Journal: Trends in Neurosciences
Publication Date: May 2023
DOI: 10.1016/j.tins.2023.04.005
ISSN: 0166-2236
Contributors: Yuniesky Andrade-Talavera, Mikel Pérez-Rodríguez, José Prius-Mengual, Antonio Rodriguez-Moreno
Summary: This article examines the roles of neurons and astrocytes in determining the critical periods of synaptic plasticity. The authors discuss how these cell types influence plasticity windows, which are essential for cognitive development and neuroplasticity, providing insights into potential therapeutic strategies for neurodevelopmental and neurodegenerative diseases.

Differential neural circuit vulnerability to β-amyloid and tau pathologies in novel Alzheimer’s disease mice

Publication Date: April 12, 2023
DOI: 10.1101/2023.04.12.536603
Contributors: Maria Dolores Capilla-López, Angel Deprada, Yuniesky Andrade-Talavera, Irene Martínez-Gallego, Heriberto Coatl-Cuaya, José Rodríguez-Alvarez, Antonio Rodríguez-Moreno, Arnaldo Parra-Damas, Carlos A. Saura
Summary: This preprint presents research on the differential vulnerability of neural circuits to β-amyloid and tau pathologies using a novel Alzheimer’s disease mouse model. The study provides detailed insights into how specific neural circuits are affected differently by these pathological proteins, contributing to the understanding of disease progression and potential targets for intervention.

Research Timeline

From 2006 to 2022, Andrade Talavera progressed from a researcher candidate in Cuba to a Marie Curie Postdoctoral Fellow in Spain. Key periods include his postdoctoral research at the Karolinska Institutet (2016-2020) and his ongoing fellowship at UPO since 2023.
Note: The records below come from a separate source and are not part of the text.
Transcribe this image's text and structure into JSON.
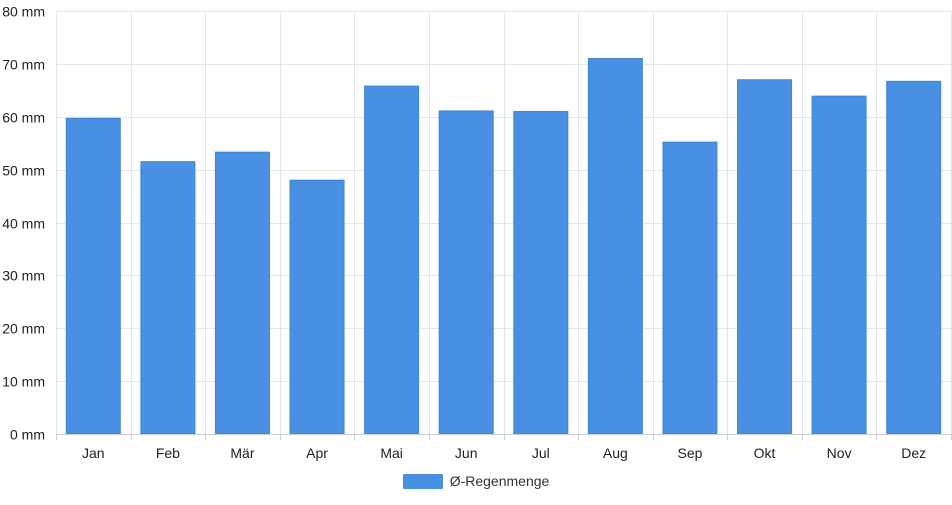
{
  "chart_data": {
    "type": "bar",
    "categories": [
      "Jan",
      "Feb",
      "Mär",
      "Apr",
      "Mai",
      "Jun",
      "Jul",
      "Aug",
      "Sep",
      "Okt",
      "Nov",
      "Dez"
    ],
    "series": [
      {
        "name": "Ø-Regenmenge",
        "values": [
          59.7,
          51.5,
          53.3,
          48.0,
          65.8,
          61.1,
          61.0,
          71.0,
          55.2,
          67.0,
          63.9,
          66.7
        ]
      }
    ],
    "yunit": "mm",
    "ylim": [
      0,
      80
    ],
    "yticks": [
      0,
      10,
      20,
      30,
      40,
      50,
      60,
      70,
      80
    ],
    "grid": true,
    "legend_position": "bottom",
    "colors": {
      "bar": "#4a90e2",
      "grid": "#e6e6e6",
      "axis": "#cccccc"
    }
  }
}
Collaborations and Projects

He has collaborated on 21 research projects, leading eight as principal investigator. His projects have secured funding from various Swedish bodies and the Regional Andalusia Government. Collaborative efforts have resulted in significant findings related to neuronal network dynamics and Alzheimer’s disease, often in partnership with international researchers.

Research Projects

Yuniesky Andrade Talavera has led several projects focused on Alzheimer’s disease, investigating therapeutic interventions and the role of neuronal networks. Key projects include funding from the Foundation for Geriatrics Diseases and the Swedish Research Council, emphasizing translational research to counteract amyloid-beta-induced cognitive deficits.